All she saw were naked arms and bare shoulders and a bold, shameless clavicle.
“It’s all
shmutz.
The entire Internet—filth, filth, and more filth.”
“Why do you use it, then?”
“Only because you do. If you stop, I will.”
But neither of us stopped, and soon we had corresponding screen names, area codes tacked on as surnames: Shulem914 and Gitty914. One day, she told me of a man who chatted her up via AOL’s Instant Message, a man I had encountered before in the “Jewish Community” chat room. He claimed to be a Hasid from Brooklyn. “Are you Shulem914’s wife?” he asked when he saw her screen name.
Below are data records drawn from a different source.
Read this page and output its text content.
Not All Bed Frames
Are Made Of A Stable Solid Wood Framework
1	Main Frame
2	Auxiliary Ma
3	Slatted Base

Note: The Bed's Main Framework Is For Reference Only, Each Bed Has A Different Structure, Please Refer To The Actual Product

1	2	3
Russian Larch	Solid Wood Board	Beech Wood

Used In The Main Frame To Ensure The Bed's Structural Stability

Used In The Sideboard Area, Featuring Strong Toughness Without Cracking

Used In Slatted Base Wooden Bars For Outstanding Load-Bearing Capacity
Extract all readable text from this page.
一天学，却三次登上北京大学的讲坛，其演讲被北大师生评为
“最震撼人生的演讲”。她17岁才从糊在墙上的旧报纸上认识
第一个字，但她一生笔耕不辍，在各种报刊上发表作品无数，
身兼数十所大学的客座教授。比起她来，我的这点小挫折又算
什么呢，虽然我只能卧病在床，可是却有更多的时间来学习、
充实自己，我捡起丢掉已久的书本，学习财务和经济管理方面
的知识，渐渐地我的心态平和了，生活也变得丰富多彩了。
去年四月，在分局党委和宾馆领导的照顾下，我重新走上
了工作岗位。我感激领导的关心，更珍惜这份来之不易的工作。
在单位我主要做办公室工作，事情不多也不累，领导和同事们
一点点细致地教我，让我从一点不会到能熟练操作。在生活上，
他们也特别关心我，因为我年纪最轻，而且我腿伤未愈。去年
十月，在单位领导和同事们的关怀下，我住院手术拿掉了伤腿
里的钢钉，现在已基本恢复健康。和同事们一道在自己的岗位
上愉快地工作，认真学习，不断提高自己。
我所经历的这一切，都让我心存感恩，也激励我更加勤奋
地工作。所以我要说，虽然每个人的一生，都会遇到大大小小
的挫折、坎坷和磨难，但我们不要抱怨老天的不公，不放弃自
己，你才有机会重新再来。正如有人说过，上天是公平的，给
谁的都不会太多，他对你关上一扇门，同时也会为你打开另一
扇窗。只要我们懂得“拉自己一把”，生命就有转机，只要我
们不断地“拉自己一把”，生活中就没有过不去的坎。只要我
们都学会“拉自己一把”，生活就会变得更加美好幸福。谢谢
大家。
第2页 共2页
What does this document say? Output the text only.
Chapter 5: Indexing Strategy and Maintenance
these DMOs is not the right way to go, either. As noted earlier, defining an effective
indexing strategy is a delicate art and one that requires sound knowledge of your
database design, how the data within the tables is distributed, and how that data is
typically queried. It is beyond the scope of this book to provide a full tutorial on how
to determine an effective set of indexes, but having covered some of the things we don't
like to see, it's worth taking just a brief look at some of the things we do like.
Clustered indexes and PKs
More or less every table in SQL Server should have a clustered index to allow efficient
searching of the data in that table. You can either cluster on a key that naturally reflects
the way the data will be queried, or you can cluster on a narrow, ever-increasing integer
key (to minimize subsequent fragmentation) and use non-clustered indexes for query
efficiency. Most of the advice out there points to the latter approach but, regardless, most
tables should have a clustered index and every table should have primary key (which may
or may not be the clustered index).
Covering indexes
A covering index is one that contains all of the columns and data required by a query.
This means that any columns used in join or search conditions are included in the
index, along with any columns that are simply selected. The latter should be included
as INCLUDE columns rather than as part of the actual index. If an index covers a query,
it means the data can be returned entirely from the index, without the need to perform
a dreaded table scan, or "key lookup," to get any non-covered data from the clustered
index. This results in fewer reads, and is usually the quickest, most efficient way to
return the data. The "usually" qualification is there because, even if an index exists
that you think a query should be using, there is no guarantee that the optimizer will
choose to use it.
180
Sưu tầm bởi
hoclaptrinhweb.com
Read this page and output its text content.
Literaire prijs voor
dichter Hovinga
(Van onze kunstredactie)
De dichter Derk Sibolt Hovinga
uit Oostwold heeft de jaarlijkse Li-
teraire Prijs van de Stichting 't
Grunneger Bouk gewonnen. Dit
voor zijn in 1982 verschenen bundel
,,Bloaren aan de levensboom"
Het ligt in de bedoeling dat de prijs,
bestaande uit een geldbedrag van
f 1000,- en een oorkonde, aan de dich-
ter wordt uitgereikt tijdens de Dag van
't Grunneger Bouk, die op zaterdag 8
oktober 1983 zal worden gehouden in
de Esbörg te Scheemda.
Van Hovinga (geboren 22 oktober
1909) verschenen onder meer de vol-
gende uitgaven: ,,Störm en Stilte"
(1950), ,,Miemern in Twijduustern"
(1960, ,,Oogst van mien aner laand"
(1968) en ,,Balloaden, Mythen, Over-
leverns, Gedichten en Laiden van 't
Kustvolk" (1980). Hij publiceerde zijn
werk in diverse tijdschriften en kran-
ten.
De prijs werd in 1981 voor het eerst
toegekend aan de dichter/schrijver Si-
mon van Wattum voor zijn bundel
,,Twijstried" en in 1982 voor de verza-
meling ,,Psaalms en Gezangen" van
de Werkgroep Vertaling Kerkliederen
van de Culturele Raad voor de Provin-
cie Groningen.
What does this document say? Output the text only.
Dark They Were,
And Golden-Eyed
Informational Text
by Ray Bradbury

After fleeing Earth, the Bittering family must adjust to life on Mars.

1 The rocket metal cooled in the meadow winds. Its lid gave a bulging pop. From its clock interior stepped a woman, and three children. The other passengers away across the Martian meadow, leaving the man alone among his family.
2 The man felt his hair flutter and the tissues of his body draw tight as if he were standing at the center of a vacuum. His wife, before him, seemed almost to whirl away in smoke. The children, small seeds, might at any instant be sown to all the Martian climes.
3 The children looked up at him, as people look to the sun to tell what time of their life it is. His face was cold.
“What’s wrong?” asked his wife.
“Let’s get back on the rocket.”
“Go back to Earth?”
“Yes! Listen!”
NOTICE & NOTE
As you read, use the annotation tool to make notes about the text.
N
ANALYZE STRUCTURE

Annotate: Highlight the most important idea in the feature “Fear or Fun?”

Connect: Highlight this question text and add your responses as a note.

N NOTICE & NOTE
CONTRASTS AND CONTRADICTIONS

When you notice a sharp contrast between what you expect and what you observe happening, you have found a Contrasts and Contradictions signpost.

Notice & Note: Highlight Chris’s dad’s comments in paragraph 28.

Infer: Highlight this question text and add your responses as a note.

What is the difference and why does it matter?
When she said that she was, he referenced the few facts he knew about me, and drew her into conversation.
Later that evening, she told me about the encounter. “He ended the conversation with ‘Kiss,’” she said, and pursed her lips to stifle a giggle.
I laughed. “Clearly, you liked that.”
She turned a deep shade of crimson. “
That’s
why the Internet is so bad!”
“Why must you do these things?” Gitty asked one Friday night, when we sat alone talking after our Shabbos dinner. The children were asleep. The candles flickered at the end of the table, almost burned down, flames dancing over wide pools of molten wax in our tall silver candlesticks. Behind them stood the computer cabinet, its doors now closed and the computer hidden, locked so that a child would not accidentally pull the door open and spoil the Shabbos atmosphere.
I didn’t know why I did these things. I didn’t know why I could not resist listening to the radio or reading newspapers or visiting the library or interacting with strangers on the Internet.
“What would happen if you stopped?”
Gitty was a practical person with practical questions. Couldn’t I make a list of pros and cons, and see, as she did, that I would lose nothing?
“Maybe you need to study more,” Gitty said.
My interest in religious texts was waning, and I grew lax with my evening study sessions with Motty. At first, I’d begun showing up ten minutes late, then twenty. Some days, I wouldn’t make it at all. Soon Motty, too, would show up late or not at all.
Still, every so often, Motty and I would recommit, tell each other we had to take our studies more seriously. I would make a renewed effort to attend prayer services more diligently, instead of rushing through them like a chore. And as I’d sway over my Talmud, or during prayers, or on the bleachers during the rebbe’s tischen, I would think about the fact that I was allowing new ideas into my head.
Biechel. Kol bo’eho lo yeshuvun.
All who go to her do not return.
I would remember the words of Reb Hillel, and wonder if indeed something was changing, and I would realize that Gitty was right. Something was being lost, an innocence slipping away while I stood and watched, one moment reaching out to hold on to it and the next moment letting go, only to reach out again for a final futile grasp.